Wie auch immer: Auf jeden Fall kennst du England besser als ich

Ich muss gestehen, als vermeintlicher England-Experte habe ich kläglich versagt, denn ich war geradezu stoisch davon überzeugt: Great Britain will remain, schließlich habe ich wie einst Theodor Fontane erfahren, dass Engländer sehr gut rechnen können. Doch offensichtlich wurden sie da jetzt von den Schotten und den Nordirländern übertroffen.
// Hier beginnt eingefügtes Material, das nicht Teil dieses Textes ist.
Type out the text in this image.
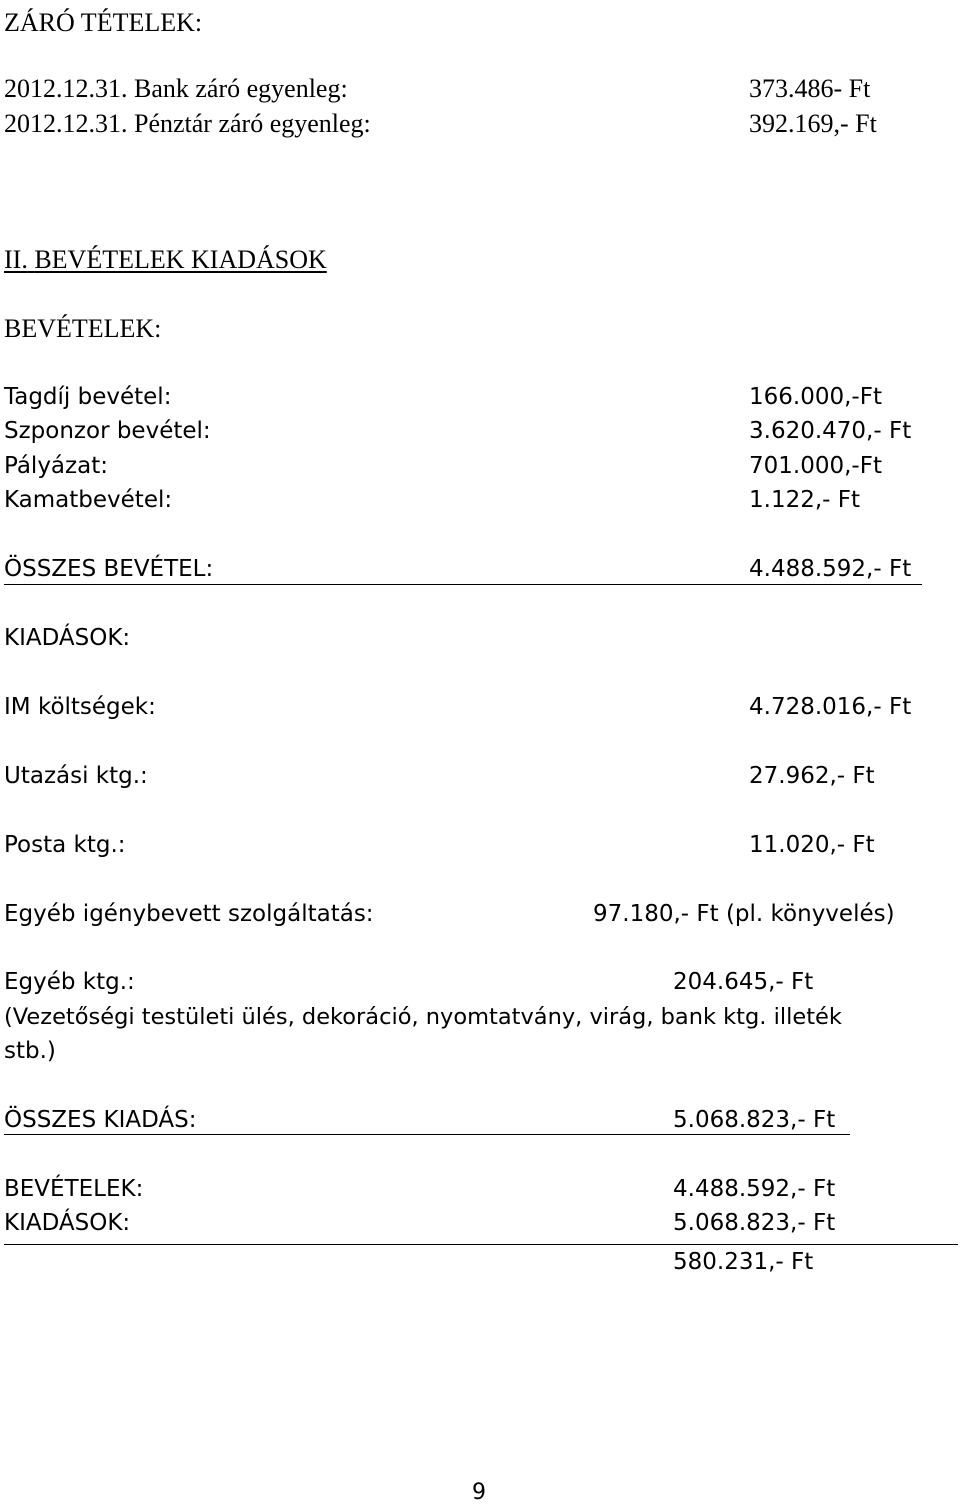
ZÁRÓ TÉTELEK:
2012.12.31. Bank záró egyenleg:	373.486- Ft
2012.12.31. Pénztár záró egyenleg:	392.169,- Ft
II. BEVÉTELEK KIADÁSOK
BEVÉTELEK:
Tagdíj bevétel:	166.000,-Ft
Szponzor bevétel:	3.620.470,- Ft
Pályázat:	701.000,-Ft
Kamatbevétel:	1.122,- Ft
ÖSSZES BEVÉTEL:	4.488.592,- Ft
KIADÁSOK:
IM költségek:	4.728.016,- Ft
Utazási ktg.:	27.962,- Ft
Posta ktg.:	11.020,- Ft
Egyéb igénybevett szolgáltatás:	97.180,- Ft (pl. könyvelés)
Egyéb ktg.:	204.645,- Ft
(Vezetőségi testületi ülés, dekoráció, nyomtatvány, virág, bank ktg. illeték
stb.)
ÖSSZES KIADÁS:	5.068.823,- Ft
BEVÉTELEK:	4.488.592,- Ft
KIADÁSOK:	5.068.823,- Ft
580.231,- Ft
9
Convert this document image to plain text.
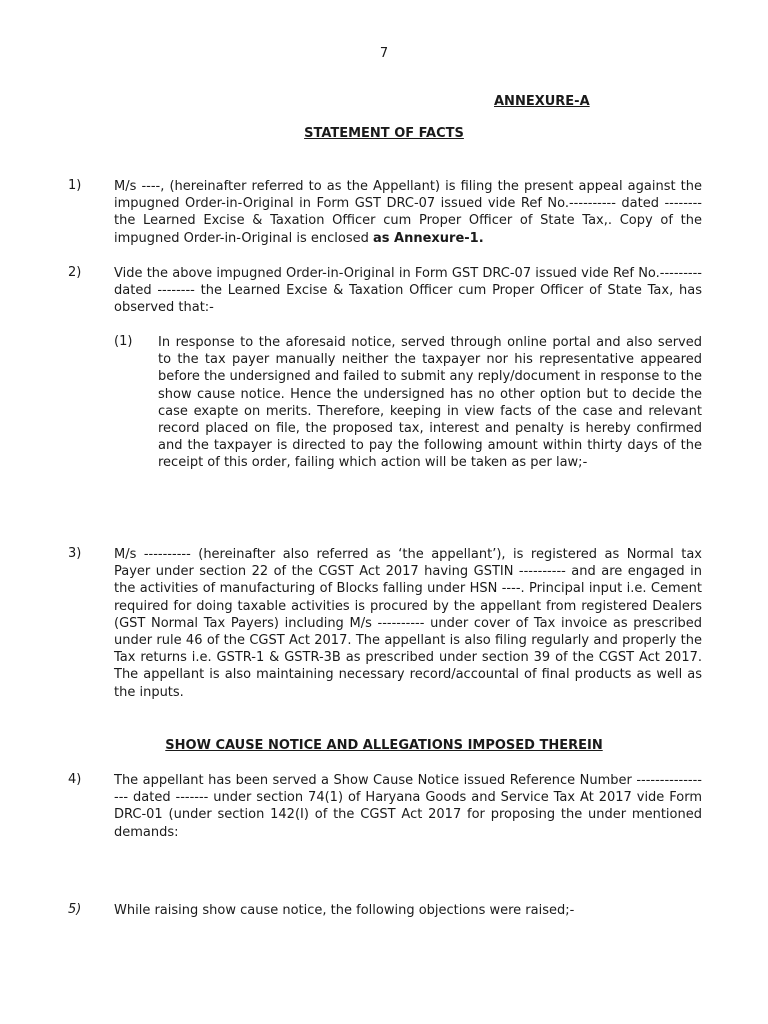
7
ANNEXURE-A
STATEMENT OF FACTS
1)	M/s ----, (hereinafter referred to as the Appellant) is filing the present appeal against the impugned Order-in-Original in Form GST DRC-07 issued vide Ref No.---------- dated -------- the Learned Excise & Taxation Officer cum Proper Officer of State Tax,. Copy of the impugned Order-in-Original is enclosed as Annexure-1.
2)	Vide the above impugned Order-in-Original in Form GST DRC-07 issued vide Ref No.---------dated -------- the Learned Excise & Taxation Officer cum Proper Officer of State Tax, has observed that:-
(1) In response to the aforesaid notice, served through online portal and also served to the tax payer manually neither the taxpayer nor his representative appeared before the undersigned and failed to submit any reply/document in response to the show cause notice. Hence the undersigned has no other option but to decide the case exapte on merits. Therefore, keeping in view facts of the case and relevant record placed on file, the proposed tax, interest and penalty is hereby confirmed and the taxpayer is directed to pay the following amount within thirty days of the receipt of this order, failing which action will be taken as per law;-
3)	M/s ---------- (hereinafter also referred as ‘the appellant’), is registered as Normal tax Payer under section 22 of the CGST Act 2017 having GSTIN ---------- and are engaged in the activities of manufacturing of Blocks falling under HSN ----. Principal input i.e. Cement required for doing taxable activities is procured by the appellant from registered Dealers (GST Normal Tax Payers) including M/s ---------- under cover of Tax invoice as prescribed under rule 46 of the CGST Act 2017. The appellant is also filing regularly and properly the Tax returns i.e. GSTR-1 & GSTR-3B as prescribed under section 39 of the CGST Act 2017. The appellant is also maintaining necessary record/accountal of final products as well as the inputs.
SHOW CAUSE NOTICE AND ALLEGATIONS IMPOSED THEREIN
4)	The appellant has been served a Show Cause Notice issued Reference Number ----------------- dated ------- under section 74(1) of Haryana Goods and Service Tax At 2017 vide Form DRC-01 (under section 142(I) of the CGST Act 2017 for proposing the under mentioned demands:
5)	While raising show cause notice, the following objections were raised;-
Ob die ‚älteren Brexitanhänger‘ und ‚die vom Lande‘ daran gedacht haben, dass Great Britain nun endlich doch auseinanderbrechen könnte?

Ich war ja in den 90er Jahren ein Nutznießer der EU im besten Sinne des Wortes, warum sollte ich den Brexit nicht bedauern? Im Übrigen bin ich der Meinung: Zur europäischen Union gibt es letztlich keine Alternative. Keine Frage ist: Es muss nicht diese, es darf nicht die heutige sein.

In meinen „Unerhörten Erinnerungen eines Sonstigen“ steht, wie ich nach der Wende nach Kingston upon Thames kam. Eben über ein EU-Projekt (Tempus) unter Federführung der Kingston University in London.

Wir schreiben das Jahr 92 und ich bin auf dem Wege in die Arbeitslosigkeit. Da kommt mir – eben noch an der Uni Leipzig – das Mitwirken an einem EU-Projekt „zur Förderung europäischer Kommunikationsfähigkeit“ zupass. Es hat konkret die Vermittlung und Aneignung der Fachsprache Medizin zum Ziel, weshalb sich das Projekt zuerst auf den Fachsprachenunterricht an der Uni Leipzig/Herder-Institut und an der Budapester Semmelweis-Universität konzentriert, ein Jahr später wurde die Medizinische Universität in Varna einbezogen.
Am Rande bemerkt: Was für eine Freude, als es in diesem Jahr (2016), also nach 18 Jahren, im Rahmen eines EU-Mobilitätsprojekts des IIK Ansbach ein Wiedersehen mit damaligen Mitstreiterinnen und Mitstreitern gab.
Sollte sich jemand für das alte Projekt interessieren, verweise ich auf die vom DAAD herausgegebenen Success Stories (Bonn 1992), in dem ich darüber berichtet habe.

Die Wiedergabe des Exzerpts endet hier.